As pessoas são animais e há animais que são como pessoas. Obviamente.

terça-feira, dezembro 09, 2014

Impotência intelectual?

De cada vez que leio os trabalhos e os testes dos meus alunos sinto uma pequena vertigem, uma espécie de vento no interior do crânio. Fico arrepiado.

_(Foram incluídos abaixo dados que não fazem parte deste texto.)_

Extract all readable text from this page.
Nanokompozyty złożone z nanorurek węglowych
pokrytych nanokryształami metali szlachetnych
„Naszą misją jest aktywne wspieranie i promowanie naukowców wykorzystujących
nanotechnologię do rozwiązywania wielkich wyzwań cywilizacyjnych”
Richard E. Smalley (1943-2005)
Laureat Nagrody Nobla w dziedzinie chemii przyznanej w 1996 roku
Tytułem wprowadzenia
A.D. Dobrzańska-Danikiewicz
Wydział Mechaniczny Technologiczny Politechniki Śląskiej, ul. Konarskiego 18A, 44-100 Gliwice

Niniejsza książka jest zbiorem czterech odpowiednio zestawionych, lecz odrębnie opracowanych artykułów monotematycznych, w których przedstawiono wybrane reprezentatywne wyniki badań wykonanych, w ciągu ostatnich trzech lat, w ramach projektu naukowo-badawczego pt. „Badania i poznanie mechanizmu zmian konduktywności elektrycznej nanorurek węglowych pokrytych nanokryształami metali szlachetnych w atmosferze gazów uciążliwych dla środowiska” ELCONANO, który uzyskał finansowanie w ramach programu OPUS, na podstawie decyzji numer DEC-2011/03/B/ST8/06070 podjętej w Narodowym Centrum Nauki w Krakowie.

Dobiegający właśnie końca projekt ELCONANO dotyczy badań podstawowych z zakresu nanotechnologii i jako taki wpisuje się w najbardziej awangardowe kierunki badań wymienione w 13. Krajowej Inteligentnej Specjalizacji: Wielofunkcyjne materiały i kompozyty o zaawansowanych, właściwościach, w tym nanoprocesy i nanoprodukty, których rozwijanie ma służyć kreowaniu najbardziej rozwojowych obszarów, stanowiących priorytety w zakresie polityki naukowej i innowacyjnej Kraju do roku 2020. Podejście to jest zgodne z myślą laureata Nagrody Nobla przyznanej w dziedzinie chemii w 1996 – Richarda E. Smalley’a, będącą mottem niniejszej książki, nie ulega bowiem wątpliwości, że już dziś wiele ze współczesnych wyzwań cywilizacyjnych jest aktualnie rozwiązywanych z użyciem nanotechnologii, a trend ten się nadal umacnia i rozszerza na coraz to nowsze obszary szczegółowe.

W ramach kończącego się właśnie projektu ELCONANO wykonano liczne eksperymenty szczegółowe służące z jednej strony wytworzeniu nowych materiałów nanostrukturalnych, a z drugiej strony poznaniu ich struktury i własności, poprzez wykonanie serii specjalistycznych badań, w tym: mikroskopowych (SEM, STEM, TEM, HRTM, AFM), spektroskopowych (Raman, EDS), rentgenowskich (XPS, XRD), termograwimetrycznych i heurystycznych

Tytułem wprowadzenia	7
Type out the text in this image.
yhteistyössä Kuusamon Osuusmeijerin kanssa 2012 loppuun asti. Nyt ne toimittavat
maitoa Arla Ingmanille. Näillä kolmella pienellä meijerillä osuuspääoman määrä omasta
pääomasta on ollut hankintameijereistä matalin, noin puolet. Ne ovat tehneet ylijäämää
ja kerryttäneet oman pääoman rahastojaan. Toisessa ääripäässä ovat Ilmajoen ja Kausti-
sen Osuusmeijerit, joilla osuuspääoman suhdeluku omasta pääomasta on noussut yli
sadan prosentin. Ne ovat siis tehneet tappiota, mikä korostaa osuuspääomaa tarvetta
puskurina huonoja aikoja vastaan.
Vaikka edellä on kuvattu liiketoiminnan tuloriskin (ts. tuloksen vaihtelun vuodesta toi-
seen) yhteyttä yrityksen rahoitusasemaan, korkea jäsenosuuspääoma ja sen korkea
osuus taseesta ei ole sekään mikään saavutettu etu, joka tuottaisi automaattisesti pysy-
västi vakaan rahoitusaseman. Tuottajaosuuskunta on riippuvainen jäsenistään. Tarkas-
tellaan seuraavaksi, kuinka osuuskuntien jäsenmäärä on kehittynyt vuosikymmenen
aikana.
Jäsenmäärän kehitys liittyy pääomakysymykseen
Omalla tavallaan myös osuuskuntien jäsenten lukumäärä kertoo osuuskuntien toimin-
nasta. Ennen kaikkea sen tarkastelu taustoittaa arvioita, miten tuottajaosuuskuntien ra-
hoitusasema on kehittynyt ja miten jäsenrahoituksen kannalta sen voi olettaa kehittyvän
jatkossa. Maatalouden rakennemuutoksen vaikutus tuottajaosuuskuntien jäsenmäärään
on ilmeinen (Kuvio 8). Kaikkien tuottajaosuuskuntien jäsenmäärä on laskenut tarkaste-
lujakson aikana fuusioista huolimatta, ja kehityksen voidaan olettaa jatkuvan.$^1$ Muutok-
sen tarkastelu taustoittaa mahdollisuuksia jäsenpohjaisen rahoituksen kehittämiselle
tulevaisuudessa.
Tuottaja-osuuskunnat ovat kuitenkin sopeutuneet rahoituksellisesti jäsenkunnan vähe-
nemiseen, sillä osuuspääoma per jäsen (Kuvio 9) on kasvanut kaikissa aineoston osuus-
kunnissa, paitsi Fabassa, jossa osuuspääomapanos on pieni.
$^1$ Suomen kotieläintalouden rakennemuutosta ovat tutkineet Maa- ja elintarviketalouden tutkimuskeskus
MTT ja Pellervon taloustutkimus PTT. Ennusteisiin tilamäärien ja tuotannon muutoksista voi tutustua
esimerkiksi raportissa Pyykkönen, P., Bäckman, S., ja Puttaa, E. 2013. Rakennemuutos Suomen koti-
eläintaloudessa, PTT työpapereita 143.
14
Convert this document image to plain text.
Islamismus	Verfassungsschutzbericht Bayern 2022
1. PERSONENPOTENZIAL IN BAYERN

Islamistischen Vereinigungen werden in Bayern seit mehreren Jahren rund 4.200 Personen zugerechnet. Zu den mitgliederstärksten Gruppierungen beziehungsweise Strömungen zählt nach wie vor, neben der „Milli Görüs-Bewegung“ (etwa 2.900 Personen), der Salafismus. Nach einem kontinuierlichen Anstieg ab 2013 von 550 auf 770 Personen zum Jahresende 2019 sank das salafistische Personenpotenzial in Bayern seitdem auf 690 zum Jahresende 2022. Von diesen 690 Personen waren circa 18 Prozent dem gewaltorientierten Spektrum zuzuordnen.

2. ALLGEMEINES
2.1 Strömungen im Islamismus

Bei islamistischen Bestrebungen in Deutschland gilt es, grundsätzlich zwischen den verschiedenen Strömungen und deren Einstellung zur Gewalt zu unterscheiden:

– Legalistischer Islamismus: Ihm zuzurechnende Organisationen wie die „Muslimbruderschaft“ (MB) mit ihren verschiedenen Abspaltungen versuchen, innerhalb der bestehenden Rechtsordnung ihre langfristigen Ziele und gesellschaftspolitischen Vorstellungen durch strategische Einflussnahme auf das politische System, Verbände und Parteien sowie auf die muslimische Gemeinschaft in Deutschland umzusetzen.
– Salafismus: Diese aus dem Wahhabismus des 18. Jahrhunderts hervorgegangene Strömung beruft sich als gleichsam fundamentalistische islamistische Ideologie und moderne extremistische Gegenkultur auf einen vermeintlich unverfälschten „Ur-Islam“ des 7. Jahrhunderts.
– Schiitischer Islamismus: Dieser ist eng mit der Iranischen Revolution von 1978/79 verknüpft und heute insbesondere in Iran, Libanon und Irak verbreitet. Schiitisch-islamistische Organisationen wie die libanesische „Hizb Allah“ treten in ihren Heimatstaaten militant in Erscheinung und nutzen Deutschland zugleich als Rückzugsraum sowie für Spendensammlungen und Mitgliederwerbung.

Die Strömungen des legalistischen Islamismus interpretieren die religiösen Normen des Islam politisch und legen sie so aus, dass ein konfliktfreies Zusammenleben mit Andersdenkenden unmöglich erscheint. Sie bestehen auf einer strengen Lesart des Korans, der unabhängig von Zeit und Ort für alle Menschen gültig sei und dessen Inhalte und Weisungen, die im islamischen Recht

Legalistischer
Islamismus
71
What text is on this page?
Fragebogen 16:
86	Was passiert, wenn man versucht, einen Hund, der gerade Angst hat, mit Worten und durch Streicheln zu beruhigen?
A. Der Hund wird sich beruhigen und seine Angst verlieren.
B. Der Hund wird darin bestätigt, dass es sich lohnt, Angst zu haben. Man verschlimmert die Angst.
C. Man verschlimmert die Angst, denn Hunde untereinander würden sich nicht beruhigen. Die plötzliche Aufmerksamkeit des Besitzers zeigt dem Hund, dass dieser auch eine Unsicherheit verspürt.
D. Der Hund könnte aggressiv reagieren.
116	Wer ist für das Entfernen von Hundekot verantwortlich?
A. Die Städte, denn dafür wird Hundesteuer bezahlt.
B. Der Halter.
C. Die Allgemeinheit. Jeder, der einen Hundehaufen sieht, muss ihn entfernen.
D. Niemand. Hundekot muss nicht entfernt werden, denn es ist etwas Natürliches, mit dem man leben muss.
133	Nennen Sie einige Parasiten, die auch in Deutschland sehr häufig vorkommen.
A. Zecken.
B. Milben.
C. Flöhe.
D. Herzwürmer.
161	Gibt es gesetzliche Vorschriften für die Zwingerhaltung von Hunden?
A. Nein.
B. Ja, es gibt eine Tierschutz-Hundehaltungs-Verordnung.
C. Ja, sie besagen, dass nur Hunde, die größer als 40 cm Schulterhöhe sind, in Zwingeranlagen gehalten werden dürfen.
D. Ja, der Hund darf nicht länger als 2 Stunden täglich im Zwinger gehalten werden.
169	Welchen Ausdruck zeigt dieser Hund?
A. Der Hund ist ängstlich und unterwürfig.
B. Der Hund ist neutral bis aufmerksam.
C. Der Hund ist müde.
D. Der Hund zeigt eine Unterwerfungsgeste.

Não é apenas a escrita indigente, os constantes erros ortográficos ou a incrível dificuldade na conjugação dos tempos verbais mais simples, na maioria dos casos vejo um infinito deserto de ideias, uma apatia crítica extraordinária.

Por mais que os pique, por mais que quase os insulte, raramente obtenho mais que um ajeitar na cadeira, uma mudança da mão que sustenta o queixo ou mesmo a cabeça, que é coisa que parece estar sempre a cair-lhes abaixo do pescoço.

Será que o facto de terem todos os conteúdos escarrapachados no Google, ao alcance de um clic, lhes retira o entusiasmo pelo saber? Será que a superficialidade uniforme da maior parte dessa informação faz deles uma espécie de amálgama cultural, sem curiosidade nem opinião própria para lá do que lhes é impingido pela publicidade e pela informação mastigada e colocada à disposição no Google? Receio bem que assim seja.

O Google está a criar uma geração de cidadãos intelectualmente impotentes? Honra seja feita aos putos que, no meio de toda esta caca, conseguem inventar-se a si próprios e ao mundo que os rodeia.

quarta-feira, dezembro 03, 2014

Húbris para que te quero!?

"Aquele a quem os deuses querem destruir, primeiro deixam-no louco." A frase de Eurípides é terrível mas revela-nos uma certa perspectiva da existência humana.

Quantas vezes não pensamos para nós próprios que o mundo está louco, querendo dizer que toda a gente que pisa este mundo é completamente louca? Talvez seja obra dos deuses.

Indo um pouco mais fundo; sabemos bem quem é responsável pela existência dos deuses. Logo não é de admirar que, sendo os criadores loucos, as criaturas o sejam igualmente. A tendência suicida da espécie humana terá também passado para os deuses?

Esta hipótese é inquietante. Talvez devêssemos pensar em retirar certos poderes às divindades que inventamos. 

terça-feira, dezembro 02, 2014

Vazio

O vazio é um espaço cheio de nada... mas que raio de coisa é essa: o nada!?
Se tem nome  é porque é alguma coisa embora pareça querer esconder-se ou passar despercebido.

O nada tenta fazer-se transparentemente camaleónico, confunde-se na paisagem, enrola-se na ausência de outras coisas, quer-nos fazer acreditar que não é o que, na realidade, é. O nada é um espião.

Tenta ser zero, ser vazio, tenta não ser nada, suprema artimanha, algo que tenta não ser aquilo que é.

Por vezes suspeito que o nada seja uma divindade maligna que se vai encostando nas dobras do nosso pensamento como quem não quer a coisa, à espera... eternamente à espera.